Corfu
Corfu is the gateway to Greece for those arriving from Europe. The island has been mentioned by Homer in his «Odyssey». The island’s most flourishing period began in 734 B.C., when its first colonists, the Corinthians, arrived here. In the following centuries, Corfu shared the fate of the rest of the Ionian Islands. There was a great cultural development during the Venetian and French occupations when the island boasted a vast library with rare manuscripts and books, a school of art, lyric theater, and several institutions of learning.
Corfu town has a strong Venetian character and countless monuments dating from the fifteenth to the late eighteenth century. The Regency Palace with its graceful colonnade reminds us of the British presence on the island as it lines the huge square in the center of the town and looks on to the Esplanade, with its profusion of Greek, Venetian and British monuments. To the west, tall arcade houses, dating from the French domination, line the picturesque street. Also of interest is the 16th-century Cathedral dedicated to St. Spyridon, the patron Saint of Corfu. A silver casket containing his body is carried through the streets of the town in a procession on feast days.
Outside the town, there are a number of interesting spots: Mandouki, Garitza, Mon Repos, and Pontikonissi, where the shipwrecked Ulysses, according to mythology, wandered ashore. The Achilleion Palace, an ornate structure built by the Empress Elizabeth of Austria and now turned into a casino. Vlacherna, another tiny islet, with its Byzantine Monastery standing between tall cypress trees. Kanon commands a view over the idyllic bay.
Well known as a warm-weather playground and resort for almost a century, Corfu has a great many attractions and diversions in addition to incredible views, golden and secluded sands overhung by wooded mountains, and groups of off-shore rocks which look like castles in the sea. Homer was the first to sing its charms as the place where Odysseus has washed ashore and found by Nausicaa, daughter of the ruling king Alcinous.

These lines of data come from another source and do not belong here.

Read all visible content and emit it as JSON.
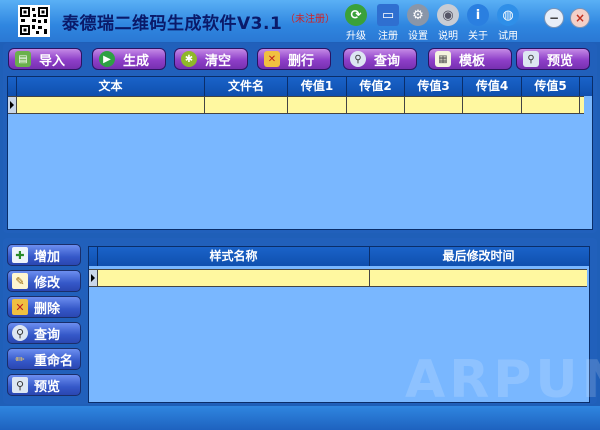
{
  "app": {
    "title": "泰德瑞二维码生成软件V3.1",
    "unregistered": "（未注册）"
  },
  "toolbar": [
    {
      "label": "升级",
      "icon": "upgrade-icon",
      "color": "#3aa13a"
    },
    {
      "label": "注册",
      "icon": "register-icon",
      "color": "#2f6fd0"
    },
    {
      "label": "设置",
      "icon": "settings-icon",
      "color": "#8a96a8"
    },
    {
      "label": "说明",
      "icon": "help-disc-icon",
      "color": "#c8ccd4"
    },
    {
      "label": "关于",
      "icon": "info-icon",
      "color": "#2a7fe0"
    },
    {
      "label": "试用",
      "icon": "trial-globe-icon",
      "color": "#2f8fe8"
    }
  ],
  "window": {
    "minimize": "−",
    "close": "×"
  },
  "actions": [
    {
      "label": "导入",
      "icon": "import-folder-icon"
    },
    {
      "label": "生成",
      "icon": "generate-play-icon"
    },
    {
      "label": "清空",
      "icon": "clear-icon"
    },
    {
      "label": "删行",
      "icon": "delete-row-icon"
    },
    {
      "label": "查询",
      "icon": "search-icon"
    },
    {
      "label": "模板",
      "icon": "template-icon"
    },
    {
      "label": "预览",
      "icon": "preview-icon"
    }
  ],
  "data_table": {
    "columns": [
      "文本",
      "文件名",
      "传值1",
      "传值2",
      "传值3",
      "传值4",
      "传值5"
    ]
  },
  "side_actions": [
    {
      "label": "增加",
      "icon": "add-icon"
    },
    {
      "label": "修改",
      "icon": "edit-icon"
    },
    {
      "label": "删除",
      "icon": "delete-icon"
    },
    {
      "label": "查询",
      "icon": "search-icon"
    },
    {
      "label": "重命名",
      "icon": "rename-pencil-icon"
    },
    {
      "label": "预览",
      "icon": "preview-icon"
    }
  ],
  "style_table": {
    "columns": [
      "样式名称",
      "最后修改时间"
    ]
  },
  "watermark": "ARPUN",
  "colors": {
    "titlebar": "#2f86e0",
    "action_button": "#8e3fc8",
    "grid_background": "#79b7ff",
    "selected_row": "#fff8a0",
    "header": "#1a63c9"
  }
}
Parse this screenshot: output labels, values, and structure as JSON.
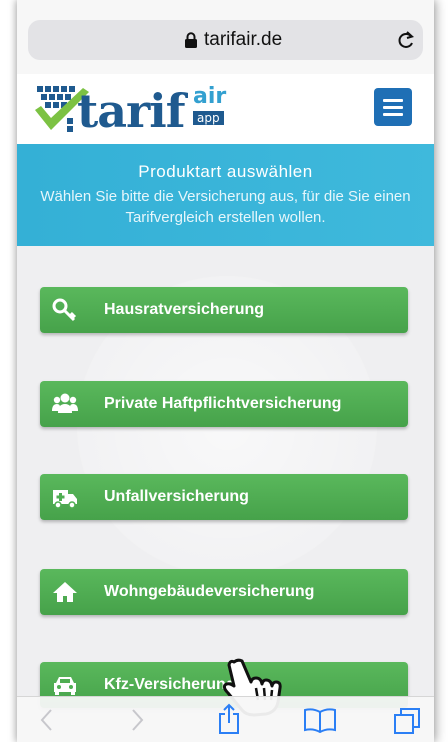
{
  "browser": {
    "url": "tarifair.de",
    "lock_icon": "lock-icon",
    "reload_icon": "reload-icon",
    "toolbar": [
      "back-icon",
      "forward-icon",
      "share-icon",
      "bookmarks-icon",
      "tabs-icon"
    ]
  },
  "header": {
    "logo_word": "tari",
    "logo_fa": "f",
    "logo_air": "air",
    "logo_app": "app",
    "menu_icon": "hamburger-menu-icon"
  },
  "banner": {
    "title": "Produktart auswählen",
    "subtitle": "Wählen Sie bitte die Versicherung aus, für die Sie einen Tarifvergleich erstellen wollen."
  },
  "products": [
    {
      "label": "Hausratversicherung",
      "icon": "key-icon"
    },
    {
      "label": "Private Haftpflichtversicherung",
      "icon": "users-icon"
    },
    {
      "label": "Unfallversicherung",
      "icon": "ambulance-icon"
    },
    {
      "label": "Wohngebäudeversicherung",
      "icon": "home-icon"
    },
    {
      "label": "Kfz-Versicherung",
      "icon": "car-icon"
    }
  ],
  "colors": {
    "brand_blue": "#1f5a8f",
    "banner": "#38b3d8",
    "button_green": "#4fae52"
  }
}
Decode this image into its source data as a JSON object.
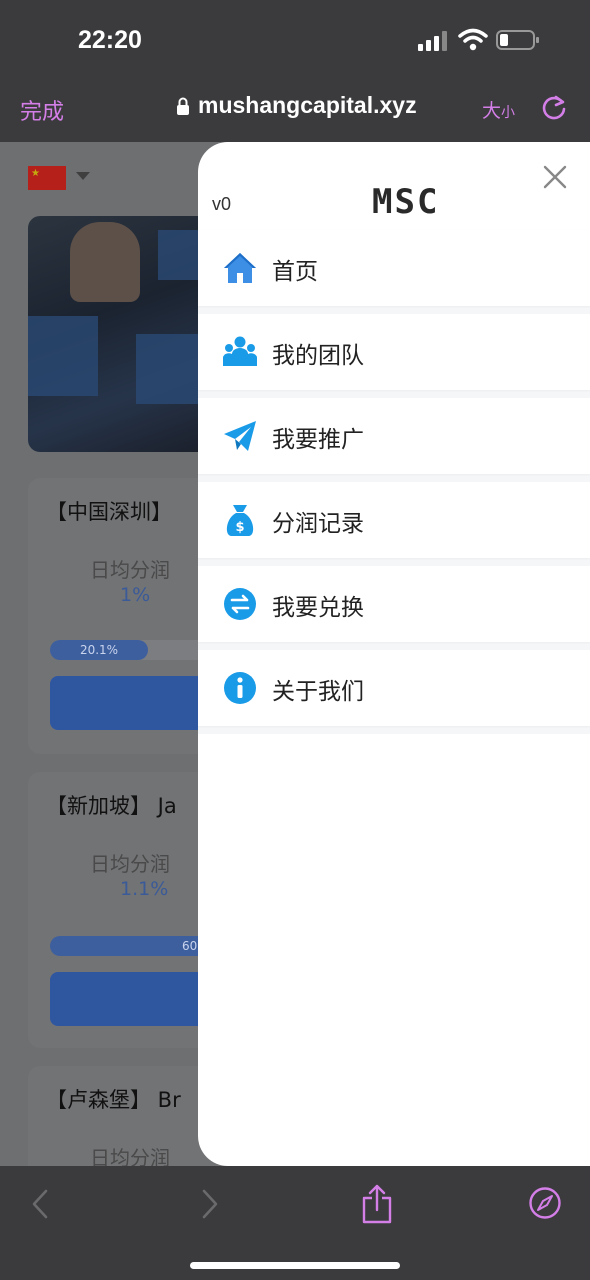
{
  "status_bar": {
    "time": "22:20"
  },
  "browser": {
    "done_label": "完成",
    "url": "mushangcapital.xyz",
    "size_label_big": "大",
    "size_label_small": "小"
  },
  "background_page": {
    "cards": [
      {
        "title": "【中国深圳】",
        "label": "日均分润",
        "value": "1%",
        "progress_label": "20.1%",
        "progress": 0.201
      },
      {
        "title": "【新加坡】 Ja",
        "label": "日均分润",
        "value": "1.1%",
        "progress_label": "60",
        "progress": 0.6
      },
      {
        "title": "【卢森堡】 Br",
        "label": "日均分润",
        "value": ""
      }
    ]
  },
  "drawer": {
    "version": "v0",
    "logo": "MSC",
    "menu": [
      {
        "label": "首页",
        "icon": "home-icon"
      },
      {
        "label": "我的团队",
        "icon": "team-icon"
      },
      {
        "label": "我要推广",
        "icon": "paper-plane-icon"
      },
      {
        "label": "分润记录",
        "icon": "money-bag-icon"
      },
      {
        "label": "我要兑换",
        "icon": "exchange-icon"
      },
      {
        "label": "关于我们",
        "icon": "info-icon"
      }
    ]
  },
  "colors": {
    "accent": "#d47ee8",
    "menu_icon_blue": "#1a9be8",
    "progress_blue": "#3e5f9e"
  }
}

Since the time of Odysseus, however, Corfu has seen a long series of Invasions and occupations. Greeks, Romans, the British, Venetians, the French and even Slavs have, at one time or another, controlled Corfu, together with the rest of the Ionian Islands. An atmosphere rather than an archaeological experience, Corfu’s main historical wealth was left behind by the Venetians who ruled from the fifteenth to the late 18th century.